His kisses descend from the curve of my neck to the tilt of my breast, melting my core, and my hips start circling, subtly finding an ancient rhythm of want. His fingers wander from my knee to inside my thigh and higher. My breath hitches when he strokes between my legs.

“Doc,” I groan, giving the watch on my wrist a half-hearted glance. “My meeting. I have to get up. I have to go.”

“Not yet,” he whispers and kisses my neck, sucks my nipple, squeezes my ass. “Give me a little more. Two more minutes.”

Two turns to ten. His tender, nibbling kisses devour me. Light touches ignite our bodies to burn. Our hearts pound and our passion overwhelms us. A little more becomes everything, and before I know it, we’re lost in a tangle of I am his and he is mine, insatiable, inseparable.

Perfect together.

50

Lennix

“So do you hate me yet?” Wallace asks.

——The look I shoot him is part affection, part exasperation, and no hatred whatsoever.

“Of course not.” I scoop a spoonful of rice and beans into my mouth, a staple here on the Bribri reserve, and chew before continuing. “It’s been a great trip.”

“Not too rough?” He takes a bite of potato wrapped in banana leaf and waits for my reply.

“The hardest part was getting here.”

After we landed in San Jose with our group of twenty—a few doctors and scientists like Wallace, some adult volunteers like me, and ten students from the San Carlos reservation—we took a bumpy five-hour bus ride on rugged terrain into the mountains, swerving to avoid the occasional bull or chicken in the middle of the road.
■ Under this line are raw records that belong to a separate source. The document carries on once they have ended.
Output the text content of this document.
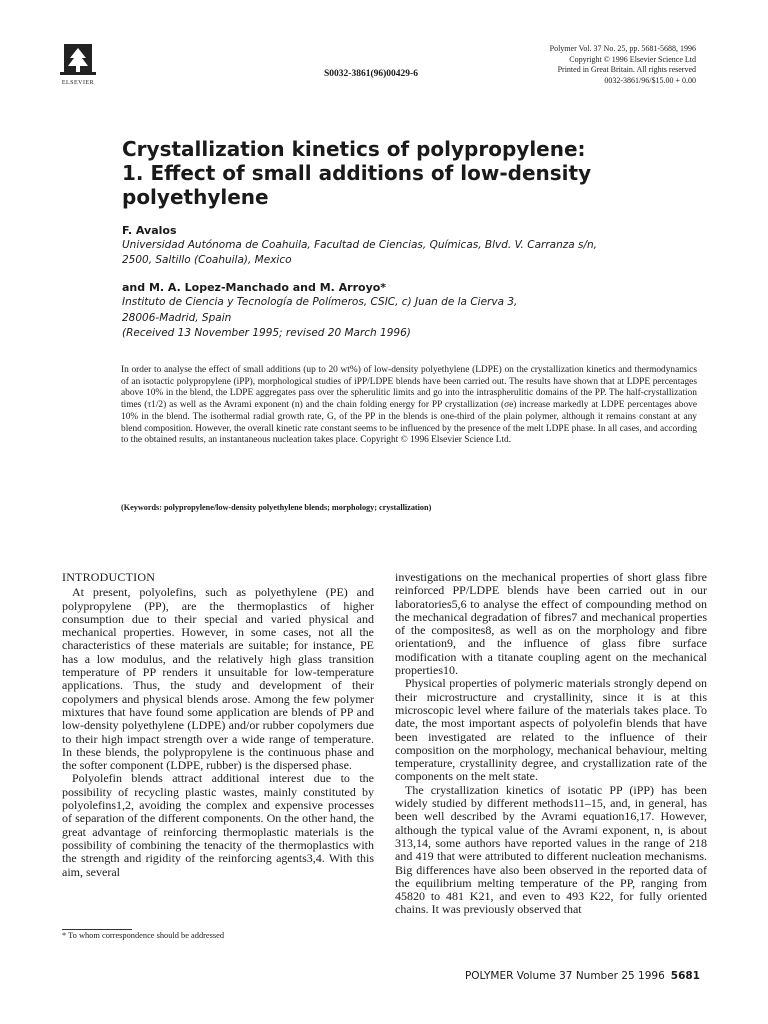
ELSEVIER
S0032-3861(96)00429-6
Polymer Vol. 37 No. 25, pp. 5681-5688, 1996
Copyright © 1996 Elsevier Science Ltd
Printed in Great Britain. All rights reserved
0032-3861/96/$15.00 + 0.00
Crystallization kinetics of polypropylene:
1. Effect of small additions of low-density
polyethylene
F. Avalos
Universidad Autónoma de Coahuila, Facultad de Ciencias, Químicas, Blvd. V. Carranza s/n,
2500, Saltillo (Coahuila), Mexico
and M. A. Lopez-Manchado and M. Arroyo*
Instituto de Ciencia y Tecnología de Polímeros, CSIC, c) Juan de la Cierva 3,
28006-Madrid, Spain
(Received 13 November 1995; revised 20 March 1996)
In order to analyse the effect of small additions (up to 20 wt%) of low-density polyethylene (LDPE) on the crystallization kinetics and thermodynamics of an isotactic polypropylene (iPP), morphological studies of iPP/LDPE blends have been carried out. The results have shown that at LDPE percentages above 10% in the blend, the LDPE aggregates pass over the spherulitic limits and go into the intraspherulitic domains of the PP. The half-crystallization times (τ1/2) as well as the Avrami exponent (n) and the chain folding energy for PP crystallization (σe) increase markedly at LDPE percentages above 10% in the blend. The isothermal radial growth rate, G, of the PP in the blends is one-third of the plain polymer, although it remains constant at any blend composition. However, the overall kinetic rate constant seems to be influenced by the presence of the melt LDPE phase. In all cases, and according to the obtained results, an instantaneous nucleation takes place. Copyright © 1996 Elsevier Science Ltd.
(Keywords: polypropylene/low-density polyethylene blends; morphology; crystallization)
INTRODUCTION

At present, polyolefins, such as polyethylene (PE) and polypropylene (PP), are the thermoplastics of higher consumption due to their special and varied physical and mechanical properties. However, in some cases, not all the characteristics of these materials are suitable; for instance, PE has a low modulus, and the relatively high glass transition temperature of PP renders it unsuitable for low-temperature applications. Thus, the study and development of their copolymers and physical blends arose. Among the few polymer mixtures that have found some application are blends of PP and low-density polyethylene (LDPE) and/or rubber copolymers due to their high impact strength over a wide range of temperature. In these blends, the polypropylene is the continuous phase and the softer component (LDPE, rubber) is the dispersed phase.

Polyolefin blends attract additional interest due to the possibility of recycling plastic wastes, mainly constituted by polyolefins1,2, avoiding the complex and expensive processes of separation of the different components. On the other hand, the great advantage of reinforcing thermoplastic materials is the possibility of combining the tenacity of the thermoplastics with the strength and rigidity of the reinforcing agents3,4. With this aim, several

investigations on the mechanical properties of short glass fibre reinforced PP/LDPE blends have been carried out in our laboratories5,6 to analyse the effect of compounding method on the mechanical degradation of fibres7 and mechanical properties of the composites8, as well as on the morphology and fibre orientation9, and the influence of glass fibre surface modification with a titanate coupling agent on the mechanical properties10.

Physical properties of polymeric materials strongly depend on their microstructure and crystallinity, since it is at this microscopic level where failure of the materials takes place. To date, the most important aspects of polyolefin blends that have been investigated are related to the influence of their composition on the morphology, mechanical behaviour, melting temperature, crystallinity degree, and crystallization rate of the components on the melt state.

The crystallization kinetics of isotatic PP (iPP) has been widely studied by different methods11–15, and, in general, has been well described by the Avrami equation16,17. However, although the typical value of the Avrami exponent, n, is about 313,14, some authors have reported values in the range of 218 and 419 that were attributed to different nucleation mechanisms. Big differences have also been observed in the reported data of the equilibrium melting temperature of the PP, ranging from 45820 to 481 K21, and even to 493 K22, for fully oriented chains. It was previously observed that

* To whom correspondence should be addressed
POLYMER Volume 37 Number 25 1996 5681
Then a raft carried us deeper into parts of the village only accessible by water.

“Paco said we’re lucky it’s not the rainy season,” one of the students, Anna, says, her wide smile gleaming from the metal of her braces. “We might not have been able to cross the river.”

I smile at the young women from the San Carlos reservation who have conducted themselves with such dignity since we arrived. A few of them speak Spanish, which is what the people here speak primarily. I listen with fascination and some wistfulness when I hear the people of Bribri speaking their native language, too. I know some Apache, and am constantly learning more, but I, like many of my generation, am not fluent. The devastating legacy of colonialism in America is so vast, but one of the worst parts is the gradual disappearance of our languages. We were forbidden for many years to even speak our tribal tongues, and many of our languages could be extinct within the next decade. The people of Bribri may not have much materially, but I love seeing they still have their culture, their ancient ways, and their language, even as they attempt to embrace modern necessities.